Destarte, esse sentimento de semelhante, só um sentimento patriótico pode nos proporcionar, porque nós acabamos ligando + tendo esse sentimento do afectivo, porque nos sentimo-nos + próximos com pessoas iguais, você se sente + tocado. Então Macintyre, vai dizer isso, que o sentimento patriótico, de comunidade; o patriotismo pode ser bom nesse sentido por reforçar esses 'laços' de comunidade e ao reforçar esses 'laços' de comunidade alguns sentimentos de cooperação, de ajuda mútua, alguns sentimentos éticos são reforçados.

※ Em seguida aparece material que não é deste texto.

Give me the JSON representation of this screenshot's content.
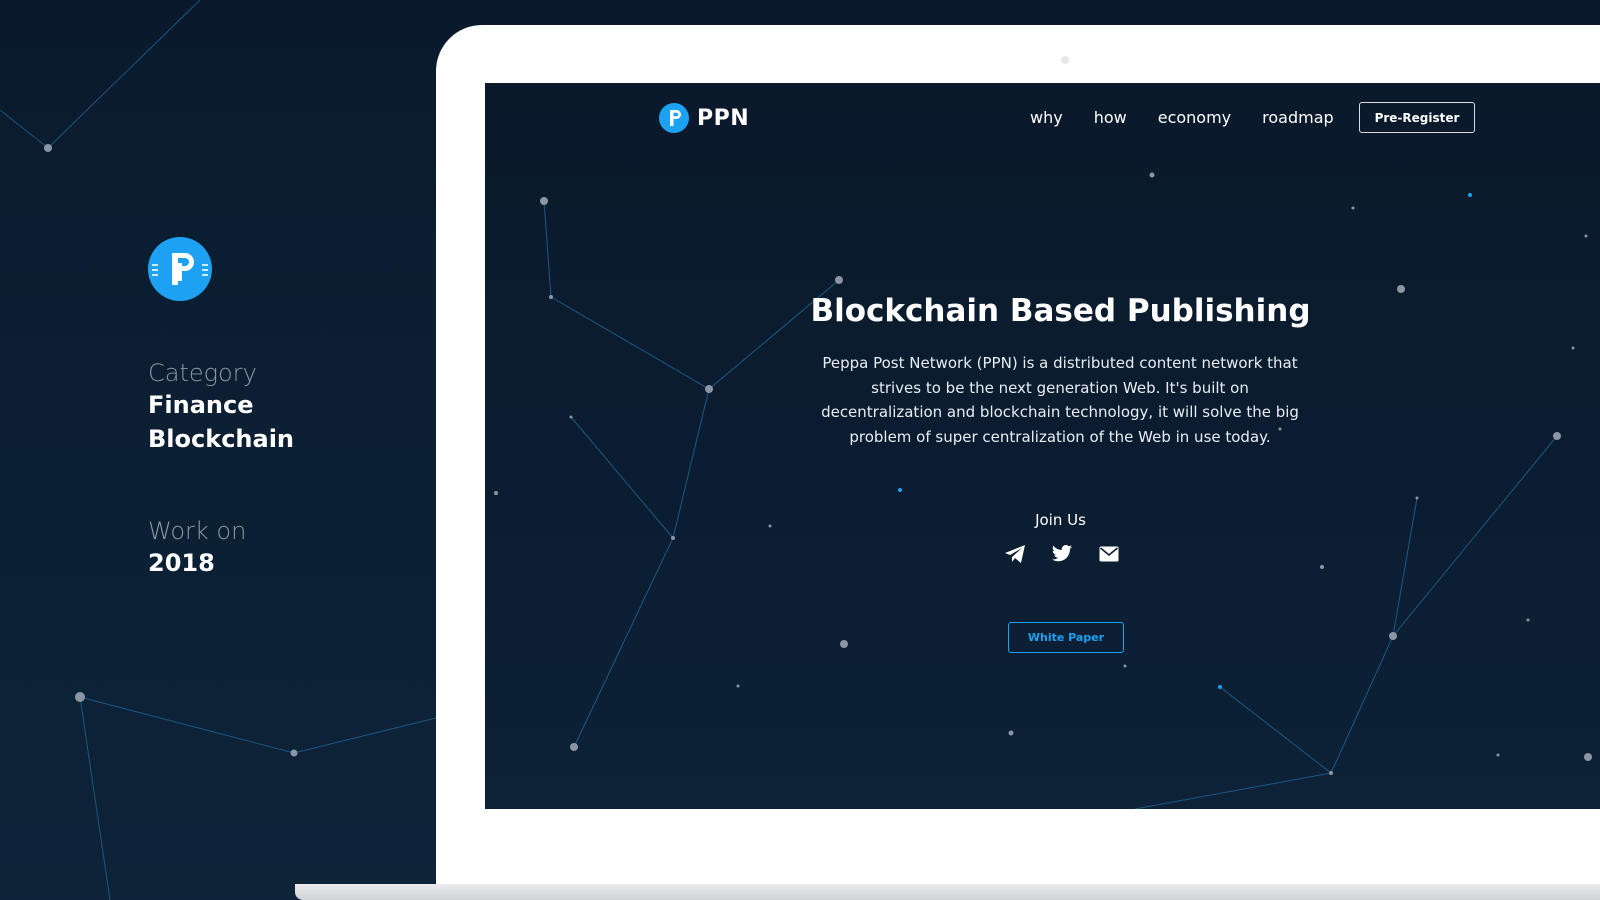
{
  "left_panel": {
    "category_label": "Category",
    "category_values": [
      "Finance",
      "Blockchain"
    ],
    "work_label": "Work on",
    "work_year": "2018"
  },
  "site": {
    "brand": "PPN",
    "nav": [
      "why",
      "how",
      "economy",
      "roadmap"
    ],
    "cta": "Pre-Register",
    "hero": {
      "title": "Blockchain Based Publishing",
      "description": "Peppa Post Network (PPN) is a distributed content network that strives to be the next generation Web. It's built on decentralization and blockchain technology, it will solve the big problem of super centralization of the Web in use today."
    },
    "join_label": "Join Us",
    "social_icons": [
      "telegram-icon",
      "twitter-icon",
      "mail-icon"
    ],
    "white_paper": "White Paper"
  },
  "colors": {
    "background": "#0b1d30",
    "accent": "#1da1f2",
    "laptop_frame": "#ffffff"
  }
}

Então, o sentimento patriótico ele pode ser bem visto. É claro para isso acontecer, para que esses sentimentos éticos, fortalecimentos éticos, comunitários de ajuda mútua acontecerem nós, temos que fazer do patriotismo, do amor a pátria um 'reconhecimento' de facto como algo bom, não pode ser como já nos ressaltou Samuel Johnson, “o patriotismo o último refúgio dos canalhas”, não pode ser o patriotismo uma mera bandeira como discurso político, faz junto para quem fica batendo continência aleatória.
Portanto, é preciso uma retomada do que é patriotismo de verdade, para que nós possamos, de facto, bater no peito e reconhecer no patriotismo de facto algo bom.